As we think about a physical form for our future university there is no better text to start with than the revised paperback edition of Campus: An American Planning Tradition (ISBN: 978-0-262-70032-0).​1​

It provides a comprehensive survey of American Campus design from colonial days to the start of the ’90’s and contains many striking anecdotes along with a fascinating overview of shifting patterns of thought about the roles of culture and curriculum.

  1. 1.
    Venable Turner P. Campus: An American Planning Tradition. Mit Press; 1990.

The Great Schism — Paper, Bits, or Engrams

We are most conscious of supporting sustainability in all its forms and in light of The New York State Legislature’s bold moves to outlaw plastic bags and tax paper bags after the next election cycle, it behoves us to think about life on a paperless campus!

We were all set to get ahead of the curve and ban paper, pencils, pens, and ablative graphite removal technologies (i.e. erasers) along with calling for the installation of Three Seashells in all bathroom units.

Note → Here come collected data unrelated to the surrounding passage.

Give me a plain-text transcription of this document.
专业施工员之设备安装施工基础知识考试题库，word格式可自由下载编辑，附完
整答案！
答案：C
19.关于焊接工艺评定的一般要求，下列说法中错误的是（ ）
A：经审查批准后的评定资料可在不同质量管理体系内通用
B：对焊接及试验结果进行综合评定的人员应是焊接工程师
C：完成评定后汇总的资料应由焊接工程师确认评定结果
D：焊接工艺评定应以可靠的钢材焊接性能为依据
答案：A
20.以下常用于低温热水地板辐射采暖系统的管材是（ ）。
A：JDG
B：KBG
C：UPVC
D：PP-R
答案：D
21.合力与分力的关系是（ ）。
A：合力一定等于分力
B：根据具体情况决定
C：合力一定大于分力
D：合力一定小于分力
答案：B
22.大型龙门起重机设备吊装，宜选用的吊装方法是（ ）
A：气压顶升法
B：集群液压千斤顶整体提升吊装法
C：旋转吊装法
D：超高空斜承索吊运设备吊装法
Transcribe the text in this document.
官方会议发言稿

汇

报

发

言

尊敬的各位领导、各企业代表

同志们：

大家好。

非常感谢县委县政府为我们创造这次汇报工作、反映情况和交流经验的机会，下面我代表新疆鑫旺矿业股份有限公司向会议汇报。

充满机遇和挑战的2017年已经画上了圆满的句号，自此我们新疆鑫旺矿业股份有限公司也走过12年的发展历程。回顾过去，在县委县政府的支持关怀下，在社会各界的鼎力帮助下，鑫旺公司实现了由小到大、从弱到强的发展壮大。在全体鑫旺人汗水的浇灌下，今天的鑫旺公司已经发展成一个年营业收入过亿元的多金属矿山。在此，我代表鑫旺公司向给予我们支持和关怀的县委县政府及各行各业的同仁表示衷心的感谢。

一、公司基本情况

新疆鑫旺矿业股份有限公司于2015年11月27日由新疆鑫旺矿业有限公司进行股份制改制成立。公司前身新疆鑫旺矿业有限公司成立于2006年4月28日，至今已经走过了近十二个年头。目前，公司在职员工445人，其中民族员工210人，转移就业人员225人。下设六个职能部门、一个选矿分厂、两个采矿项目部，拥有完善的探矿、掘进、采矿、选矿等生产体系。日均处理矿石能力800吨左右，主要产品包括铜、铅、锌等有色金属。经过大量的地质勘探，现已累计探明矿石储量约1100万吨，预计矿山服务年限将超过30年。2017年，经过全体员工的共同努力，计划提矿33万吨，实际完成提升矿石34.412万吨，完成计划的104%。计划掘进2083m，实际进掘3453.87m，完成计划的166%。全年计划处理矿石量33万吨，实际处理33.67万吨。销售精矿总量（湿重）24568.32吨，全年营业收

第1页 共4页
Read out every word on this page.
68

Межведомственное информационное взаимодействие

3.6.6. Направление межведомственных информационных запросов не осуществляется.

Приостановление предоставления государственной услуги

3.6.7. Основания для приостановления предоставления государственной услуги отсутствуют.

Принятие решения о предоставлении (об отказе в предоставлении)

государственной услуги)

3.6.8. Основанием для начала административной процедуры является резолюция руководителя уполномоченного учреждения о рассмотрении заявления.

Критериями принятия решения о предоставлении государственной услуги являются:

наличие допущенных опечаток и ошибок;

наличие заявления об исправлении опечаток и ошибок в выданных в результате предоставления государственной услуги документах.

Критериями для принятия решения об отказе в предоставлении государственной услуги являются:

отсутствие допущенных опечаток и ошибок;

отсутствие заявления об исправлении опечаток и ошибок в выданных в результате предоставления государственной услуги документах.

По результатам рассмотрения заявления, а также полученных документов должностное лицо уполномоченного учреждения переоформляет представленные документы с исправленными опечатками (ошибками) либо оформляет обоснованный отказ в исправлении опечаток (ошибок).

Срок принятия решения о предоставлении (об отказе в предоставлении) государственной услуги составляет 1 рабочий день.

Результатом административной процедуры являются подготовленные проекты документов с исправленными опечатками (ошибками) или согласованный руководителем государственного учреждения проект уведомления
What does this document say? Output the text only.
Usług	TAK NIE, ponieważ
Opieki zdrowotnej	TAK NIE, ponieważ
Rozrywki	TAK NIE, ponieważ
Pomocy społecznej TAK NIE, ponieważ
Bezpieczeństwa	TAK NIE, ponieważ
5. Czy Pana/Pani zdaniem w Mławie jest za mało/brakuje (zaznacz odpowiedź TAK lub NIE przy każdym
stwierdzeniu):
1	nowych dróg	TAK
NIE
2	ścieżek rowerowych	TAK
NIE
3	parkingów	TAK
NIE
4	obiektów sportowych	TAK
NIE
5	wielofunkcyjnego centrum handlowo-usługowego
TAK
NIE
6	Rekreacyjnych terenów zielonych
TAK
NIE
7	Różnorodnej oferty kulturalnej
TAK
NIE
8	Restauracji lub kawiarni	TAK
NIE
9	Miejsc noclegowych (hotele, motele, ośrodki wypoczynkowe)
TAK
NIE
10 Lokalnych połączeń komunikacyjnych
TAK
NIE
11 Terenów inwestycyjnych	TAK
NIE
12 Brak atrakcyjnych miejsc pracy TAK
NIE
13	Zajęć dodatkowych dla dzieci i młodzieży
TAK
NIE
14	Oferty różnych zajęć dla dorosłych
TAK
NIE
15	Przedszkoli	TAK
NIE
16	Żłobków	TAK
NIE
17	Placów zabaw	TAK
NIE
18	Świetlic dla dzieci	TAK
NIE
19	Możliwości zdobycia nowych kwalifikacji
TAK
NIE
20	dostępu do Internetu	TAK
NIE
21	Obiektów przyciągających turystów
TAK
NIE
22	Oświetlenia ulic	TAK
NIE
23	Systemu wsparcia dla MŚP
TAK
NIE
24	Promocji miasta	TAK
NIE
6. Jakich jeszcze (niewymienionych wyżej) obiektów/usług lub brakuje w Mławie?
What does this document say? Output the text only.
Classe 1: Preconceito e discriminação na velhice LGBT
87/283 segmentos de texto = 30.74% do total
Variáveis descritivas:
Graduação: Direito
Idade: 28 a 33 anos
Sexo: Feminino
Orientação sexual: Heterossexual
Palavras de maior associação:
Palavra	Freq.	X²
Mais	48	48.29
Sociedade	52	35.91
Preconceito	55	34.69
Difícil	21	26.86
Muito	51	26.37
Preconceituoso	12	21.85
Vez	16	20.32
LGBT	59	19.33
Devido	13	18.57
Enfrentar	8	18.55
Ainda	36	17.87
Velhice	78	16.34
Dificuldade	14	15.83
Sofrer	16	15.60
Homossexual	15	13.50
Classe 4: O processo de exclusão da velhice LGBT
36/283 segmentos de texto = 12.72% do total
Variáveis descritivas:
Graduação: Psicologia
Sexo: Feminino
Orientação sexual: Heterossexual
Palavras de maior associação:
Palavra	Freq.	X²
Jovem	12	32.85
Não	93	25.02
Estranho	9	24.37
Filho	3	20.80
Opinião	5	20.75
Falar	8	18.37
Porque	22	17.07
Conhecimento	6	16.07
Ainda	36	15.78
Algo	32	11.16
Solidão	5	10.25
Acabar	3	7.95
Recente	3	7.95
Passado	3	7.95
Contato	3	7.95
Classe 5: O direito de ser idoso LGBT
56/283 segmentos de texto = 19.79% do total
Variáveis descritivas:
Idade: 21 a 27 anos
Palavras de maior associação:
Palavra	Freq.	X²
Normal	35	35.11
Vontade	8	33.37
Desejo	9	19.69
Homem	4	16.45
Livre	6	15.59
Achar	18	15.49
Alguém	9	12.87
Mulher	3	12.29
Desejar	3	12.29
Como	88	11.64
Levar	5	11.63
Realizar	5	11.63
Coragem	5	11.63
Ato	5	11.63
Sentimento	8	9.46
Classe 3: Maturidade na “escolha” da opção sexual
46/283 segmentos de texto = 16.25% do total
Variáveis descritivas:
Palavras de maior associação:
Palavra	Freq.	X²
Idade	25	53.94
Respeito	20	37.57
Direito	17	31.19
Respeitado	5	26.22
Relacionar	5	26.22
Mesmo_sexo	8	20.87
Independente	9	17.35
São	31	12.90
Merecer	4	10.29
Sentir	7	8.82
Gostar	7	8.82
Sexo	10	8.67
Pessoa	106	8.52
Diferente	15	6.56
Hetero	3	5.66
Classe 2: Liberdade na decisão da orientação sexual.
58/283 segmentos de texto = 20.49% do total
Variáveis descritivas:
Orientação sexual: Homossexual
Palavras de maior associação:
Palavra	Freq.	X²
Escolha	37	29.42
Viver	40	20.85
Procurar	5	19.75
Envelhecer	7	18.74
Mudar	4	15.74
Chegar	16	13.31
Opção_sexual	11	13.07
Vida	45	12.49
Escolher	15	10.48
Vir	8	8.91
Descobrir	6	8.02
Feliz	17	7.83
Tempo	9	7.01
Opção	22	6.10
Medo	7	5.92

But then we considered the electric power draw from accessing digital storage media and the electricity consumed while making hourly and daily backups — electricity which is often produced by dirty carbon spewing power plants. Clearly, computers are bad for the environment and in time politicians will get around to banning them too.

This leaves only Ray Bradbury’s Fahrenheit 451 solution of memorizing our books.

All that matters must be committed to human memory.

Unfortunately this won’t leave us much time for creating new Knowledge, but Mother Nature will thank us — or not.